Akşam yemeği yine eski şehirde, yine Michelin listesinden Na Cosku. Ucuz bulunca acaip Michelenci olduk vesselam. Bu arada şehirde bir sürü insan bayrakla dolaşıyor, düdük çalıyor arabalar korna ile eşlik ediyor. Yemek yerken birden Pumpaj Pumpaj - pompala sloganları ile birlikte alkışlar düdükler duyulmaya başlandı. Hemen dışarı fırladım. Bir sürü genç insandan oluşan kalabalık bir kortej ellerinde bayraklarla yürüyor, sağlı sollu birikmiş halk da onlara tezahürat yapıyor. Hemen ben de tezahürata katıldım; hatta gençlerden biriyle ‘çak bi beşlik’ bile yaptım. Yemekten sonra eve gitmek için önce taksi çağıralım dedik, ne mümkün hiç araç yok. Otobüs durağına yürüdük, bekle bekle bizim otobüs gelmez.
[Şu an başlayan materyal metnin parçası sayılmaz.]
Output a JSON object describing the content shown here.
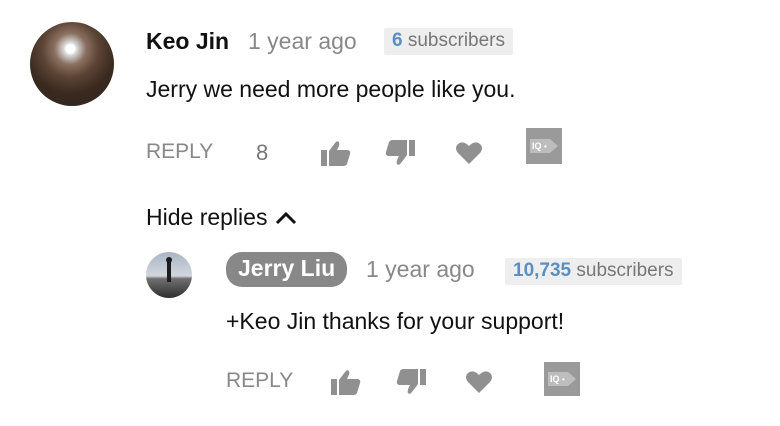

Meğer bu gençler ve daha pek çoğu başka şehirlerden gelen üniversite öğrencileri imiş. Bisikletlerle, motosikletlerle, kamyonetlerle gelmişler. Mümkün olduğunca halk desteğini engellemek isteyen yönetim sadece şehirlerarası ulaşımı sınırlamakla kalmamış, Sava nehri üzerindeki 3 köprünün ikisini ve bazı yolları kapamış. O akşam dönüşümüz bayağı maceralı oldu ve çok uzun sürdü-iki otobüs, otobanda uzunca bir yürüyüş, derken bir otobüs daha.
Cumartesi günü sabah kahvaltısını merkezde yapalım, hem mitinge bakalım hem de açıksa Tesla Müzesi ve tarihi Moskova Otelini de görelim diyorduk ama ne mümkün- ne otobüsler çalışıyor ne taksi uygulamaları. Zaten görebildiğimiz ve ulaşabildiğimiz bütün yollar kapanmış. Ne yapalım; bizim mahalleden ellerinde bayraklar coşkuyla geçen çoluk çocuk aileleri, gençleri, yaşlıları, traktörleriyle çiftçileri, PUMPAJ sesleri arasında izlemekle yetindik. Pumpaj ya da pompala sloganı, harekete hayat pompalayan kalbi, kan dolaşımı gibi şehirden şehire giden gençleri ve yozlaşmış sistem balonu patlayana kadar pompalamayı anlatıyormuş. Tevekkeli değil genç yaşlı kadın erkek herkes boğazları patlarcasına Pumpaj diye bağırıyorlardı.
Akşam merkezin ters yönündeki Zemun semtine gittik. Burası adeta bir küçük Viyana. Habsburg binaları, güzel bir saat kulesi, binaların altında bol miktarda restoran ve kafeler, hoş bir nehir manzarası… Aslında çok canlı bir yermiş normalde ama muhtemelen protestolar nedeniyle, hem de Cumartesi akşamı, çoğu yer erkenden kapamış. Belgrad’a yolunuz düşerse Zemun’a uğramayı ihmal etmeyin derim. Nehir kenarından Belgrad’ın güzel gece manzarasını seyrederek 45 dakikalık bir yürüyüşle kapadık son geceyi.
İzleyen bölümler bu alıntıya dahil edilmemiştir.